La prima cosa che dobbiamo fare è farci riconoscere, mettere in moto le strategie necessarie affinché il potenziale cliente che impatta con la nostra comunicazione possa, immediatamente, incasellarci nella mente e identificarci.

Soltanto dopo che questo risultato è ottenuto possiamo pensare di compiere azioni che ci facciano ricordare.

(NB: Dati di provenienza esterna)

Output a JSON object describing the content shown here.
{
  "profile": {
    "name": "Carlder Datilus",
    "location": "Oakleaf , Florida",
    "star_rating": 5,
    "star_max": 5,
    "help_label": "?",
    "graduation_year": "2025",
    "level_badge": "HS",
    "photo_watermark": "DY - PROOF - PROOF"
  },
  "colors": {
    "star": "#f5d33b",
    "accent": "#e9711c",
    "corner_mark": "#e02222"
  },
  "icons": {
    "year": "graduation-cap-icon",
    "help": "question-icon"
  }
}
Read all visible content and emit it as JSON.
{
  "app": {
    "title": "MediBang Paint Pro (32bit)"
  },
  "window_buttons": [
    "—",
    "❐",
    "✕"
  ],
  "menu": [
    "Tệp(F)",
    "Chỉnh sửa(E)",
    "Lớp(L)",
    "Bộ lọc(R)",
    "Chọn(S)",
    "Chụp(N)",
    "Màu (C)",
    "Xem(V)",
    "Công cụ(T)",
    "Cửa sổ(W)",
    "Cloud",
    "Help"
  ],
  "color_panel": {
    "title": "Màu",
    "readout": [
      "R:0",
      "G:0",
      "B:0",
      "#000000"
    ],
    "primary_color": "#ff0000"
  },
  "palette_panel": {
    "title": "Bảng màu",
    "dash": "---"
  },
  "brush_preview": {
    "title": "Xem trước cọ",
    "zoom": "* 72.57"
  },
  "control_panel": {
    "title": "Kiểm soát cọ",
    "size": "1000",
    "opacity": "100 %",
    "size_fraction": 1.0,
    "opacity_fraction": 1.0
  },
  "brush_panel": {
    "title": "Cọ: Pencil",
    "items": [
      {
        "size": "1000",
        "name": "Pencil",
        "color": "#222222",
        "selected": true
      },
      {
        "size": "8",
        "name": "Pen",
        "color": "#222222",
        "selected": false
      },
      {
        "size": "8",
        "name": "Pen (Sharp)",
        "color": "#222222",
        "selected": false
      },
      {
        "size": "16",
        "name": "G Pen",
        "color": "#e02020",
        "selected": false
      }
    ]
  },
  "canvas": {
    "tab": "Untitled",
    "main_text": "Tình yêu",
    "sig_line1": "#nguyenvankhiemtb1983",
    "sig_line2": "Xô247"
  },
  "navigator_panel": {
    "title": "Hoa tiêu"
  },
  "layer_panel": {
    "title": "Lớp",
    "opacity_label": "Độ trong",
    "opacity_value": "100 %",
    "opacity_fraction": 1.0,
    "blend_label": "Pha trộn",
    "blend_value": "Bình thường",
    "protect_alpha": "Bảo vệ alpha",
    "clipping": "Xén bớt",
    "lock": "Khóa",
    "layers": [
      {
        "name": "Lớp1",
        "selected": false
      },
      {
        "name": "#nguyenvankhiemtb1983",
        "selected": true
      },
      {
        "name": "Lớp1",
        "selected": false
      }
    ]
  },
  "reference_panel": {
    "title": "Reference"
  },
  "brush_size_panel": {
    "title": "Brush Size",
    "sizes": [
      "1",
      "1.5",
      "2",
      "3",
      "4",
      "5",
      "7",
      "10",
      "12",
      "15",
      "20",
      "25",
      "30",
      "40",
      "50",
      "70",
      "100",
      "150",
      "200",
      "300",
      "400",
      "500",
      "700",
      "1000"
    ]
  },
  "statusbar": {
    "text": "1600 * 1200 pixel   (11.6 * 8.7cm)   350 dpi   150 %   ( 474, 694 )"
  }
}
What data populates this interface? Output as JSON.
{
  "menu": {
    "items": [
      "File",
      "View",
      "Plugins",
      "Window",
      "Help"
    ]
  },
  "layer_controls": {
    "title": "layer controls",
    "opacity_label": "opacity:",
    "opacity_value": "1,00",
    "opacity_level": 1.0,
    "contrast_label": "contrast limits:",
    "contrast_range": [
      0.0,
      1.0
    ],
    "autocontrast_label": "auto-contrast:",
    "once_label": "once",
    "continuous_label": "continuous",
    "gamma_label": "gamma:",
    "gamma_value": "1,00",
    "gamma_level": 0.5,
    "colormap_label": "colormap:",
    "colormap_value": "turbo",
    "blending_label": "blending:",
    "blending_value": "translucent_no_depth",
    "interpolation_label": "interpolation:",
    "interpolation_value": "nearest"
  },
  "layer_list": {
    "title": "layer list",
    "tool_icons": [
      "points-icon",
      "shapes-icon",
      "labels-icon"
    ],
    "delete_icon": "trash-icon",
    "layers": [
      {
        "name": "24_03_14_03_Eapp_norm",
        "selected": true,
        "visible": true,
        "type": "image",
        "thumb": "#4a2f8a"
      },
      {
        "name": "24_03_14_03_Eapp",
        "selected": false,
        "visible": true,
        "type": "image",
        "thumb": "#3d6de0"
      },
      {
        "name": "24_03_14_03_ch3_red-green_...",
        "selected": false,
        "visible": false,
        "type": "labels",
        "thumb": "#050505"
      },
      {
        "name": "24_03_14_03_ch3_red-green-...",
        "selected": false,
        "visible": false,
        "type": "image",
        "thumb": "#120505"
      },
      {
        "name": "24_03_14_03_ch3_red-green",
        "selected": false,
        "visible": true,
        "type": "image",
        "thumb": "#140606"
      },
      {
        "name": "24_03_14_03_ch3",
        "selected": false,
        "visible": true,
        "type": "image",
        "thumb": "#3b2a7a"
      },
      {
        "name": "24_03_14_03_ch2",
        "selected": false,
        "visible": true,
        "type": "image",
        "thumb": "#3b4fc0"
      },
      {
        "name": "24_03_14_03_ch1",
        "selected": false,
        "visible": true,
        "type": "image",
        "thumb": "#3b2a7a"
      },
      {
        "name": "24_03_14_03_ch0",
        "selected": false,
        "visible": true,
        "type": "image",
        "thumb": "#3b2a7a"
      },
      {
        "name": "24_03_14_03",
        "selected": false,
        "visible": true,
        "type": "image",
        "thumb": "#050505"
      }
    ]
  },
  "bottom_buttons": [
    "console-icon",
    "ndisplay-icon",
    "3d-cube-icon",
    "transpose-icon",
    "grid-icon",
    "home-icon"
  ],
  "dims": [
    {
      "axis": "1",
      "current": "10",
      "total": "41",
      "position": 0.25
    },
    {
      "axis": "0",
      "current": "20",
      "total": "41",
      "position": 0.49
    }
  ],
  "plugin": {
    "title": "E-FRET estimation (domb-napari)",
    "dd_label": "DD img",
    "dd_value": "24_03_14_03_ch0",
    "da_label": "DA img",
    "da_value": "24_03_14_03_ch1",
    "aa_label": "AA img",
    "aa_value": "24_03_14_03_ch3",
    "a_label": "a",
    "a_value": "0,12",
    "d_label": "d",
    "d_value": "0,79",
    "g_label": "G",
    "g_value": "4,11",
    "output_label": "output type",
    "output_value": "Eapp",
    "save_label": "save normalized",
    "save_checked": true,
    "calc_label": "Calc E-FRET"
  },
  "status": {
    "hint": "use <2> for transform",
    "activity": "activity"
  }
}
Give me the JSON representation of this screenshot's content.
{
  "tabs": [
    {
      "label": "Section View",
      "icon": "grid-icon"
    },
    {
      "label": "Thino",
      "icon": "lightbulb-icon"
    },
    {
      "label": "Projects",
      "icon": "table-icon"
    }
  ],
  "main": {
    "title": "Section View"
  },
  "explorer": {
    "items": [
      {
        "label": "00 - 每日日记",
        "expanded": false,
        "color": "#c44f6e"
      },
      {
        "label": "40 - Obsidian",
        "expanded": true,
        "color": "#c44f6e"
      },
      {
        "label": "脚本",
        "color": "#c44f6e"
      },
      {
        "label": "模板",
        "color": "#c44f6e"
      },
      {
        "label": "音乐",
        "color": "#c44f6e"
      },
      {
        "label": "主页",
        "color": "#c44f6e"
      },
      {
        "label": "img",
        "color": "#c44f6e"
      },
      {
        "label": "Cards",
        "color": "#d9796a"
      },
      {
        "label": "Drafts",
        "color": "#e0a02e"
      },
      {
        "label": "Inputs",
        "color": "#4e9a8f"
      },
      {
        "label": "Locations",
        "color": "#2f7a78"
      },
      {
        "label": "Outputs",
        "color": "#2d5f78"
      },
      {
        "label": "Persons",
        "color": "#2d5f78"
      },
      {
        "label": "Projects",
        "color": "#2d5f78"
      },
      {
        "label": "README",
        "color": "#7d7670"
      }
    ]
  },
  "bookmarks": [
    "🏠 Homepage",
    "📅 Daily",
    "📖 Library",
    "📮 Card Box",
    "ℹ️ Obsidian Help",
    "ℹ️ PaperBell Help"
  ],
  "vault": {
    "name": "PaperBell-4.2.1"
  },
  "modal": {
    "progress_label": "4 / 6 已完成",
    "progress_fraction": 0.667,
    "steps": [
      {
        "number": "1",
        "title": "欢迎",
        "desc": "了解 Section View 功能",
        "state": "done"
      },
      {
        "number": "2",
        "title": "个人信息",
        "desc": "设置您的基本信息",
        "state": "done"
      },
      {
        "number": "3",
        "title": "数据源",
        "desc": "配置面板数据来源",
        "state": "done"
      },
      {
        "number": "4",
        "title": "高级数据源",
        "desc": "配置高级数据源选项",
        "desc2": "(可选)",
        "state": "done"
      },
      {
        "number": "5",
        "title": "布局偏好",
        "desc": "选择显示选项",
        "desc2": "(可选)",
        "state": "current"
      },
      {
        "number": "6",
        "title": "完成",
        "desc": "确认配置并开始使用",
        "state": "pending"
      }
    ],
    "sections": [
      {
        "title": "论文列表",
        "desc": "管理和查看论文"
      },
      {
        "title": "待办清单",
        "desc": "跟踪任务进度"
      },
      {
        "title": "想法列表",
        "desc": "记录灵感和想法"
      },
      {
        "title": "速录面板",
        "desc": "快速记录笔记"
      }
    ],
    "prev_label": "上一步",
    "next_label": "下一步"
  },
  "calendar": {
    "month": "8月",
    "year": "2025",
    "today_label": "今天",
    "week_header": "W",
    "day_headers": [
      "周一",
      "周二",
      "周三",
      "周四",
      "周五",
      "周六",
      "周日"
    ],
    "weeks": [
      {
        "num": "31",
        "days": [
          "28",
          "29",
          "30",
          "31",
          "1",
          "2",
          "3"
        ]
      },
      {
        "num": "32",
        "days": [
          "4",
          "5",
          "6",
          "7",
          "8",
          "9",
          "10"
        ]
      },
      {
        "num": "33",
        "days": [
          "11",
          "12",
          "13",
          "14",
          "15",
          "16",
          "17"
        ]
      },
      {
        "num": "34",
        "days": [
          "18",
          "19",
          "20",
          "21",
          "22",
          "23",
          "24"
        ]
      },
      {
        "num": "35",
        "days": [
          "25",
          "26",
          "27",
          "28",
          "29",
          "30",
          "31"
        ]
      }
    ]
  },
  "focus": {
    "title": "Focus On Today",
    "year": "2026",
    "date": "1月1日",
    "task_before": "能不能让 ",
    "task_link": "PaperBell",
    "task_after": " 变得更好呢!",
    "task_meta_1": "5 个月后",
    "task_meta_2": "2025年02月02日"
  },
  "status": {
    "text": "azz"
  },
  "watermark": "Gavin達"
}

Se il processo di comunicazione attuale è più o meno impostato così:

· Prodotto/servizio

· Promozione/comunicazione di massa

· Creatività per sviluppare attenzione

Il processo che dovrebbe essere impostato oggi dovrebbe seguire linee differenti:

· Analisi concorrenza

· Verifica della reale attaccabilità del mercato

· Costruzione del prodotto/servizio vendibile

· Sviluppo della strategia di posizionamento

· Pubbliche relazioni per creare il nome

· Strategie operative

· Promozione/comunicazione per mantenere vivo il nome

Se sei un avvocato, un architetto, un medico, non basta più il titolo ed uno studio per trovare i clienti e utilizzare internet come fosse una vetrina ti danneggia.

Serve fare qualcosa di più e serve farlo prima.

Comprendo che questo discorso possa sembrare eccessivo, che ci sono guru che ti insegnano a crederci forte forte e i risultati arriveranno.

Ovvio che essere positivi aiuta, amare quello che si fa è essenziale ma soltanto se tutto questo è al servizio di una buona strategia.

In fondo aveva ragione il buon Kotler, “Basta un giorno per imparare a fare marketing. Purtroppo, serve una vita intera per imparare a farlo bene”.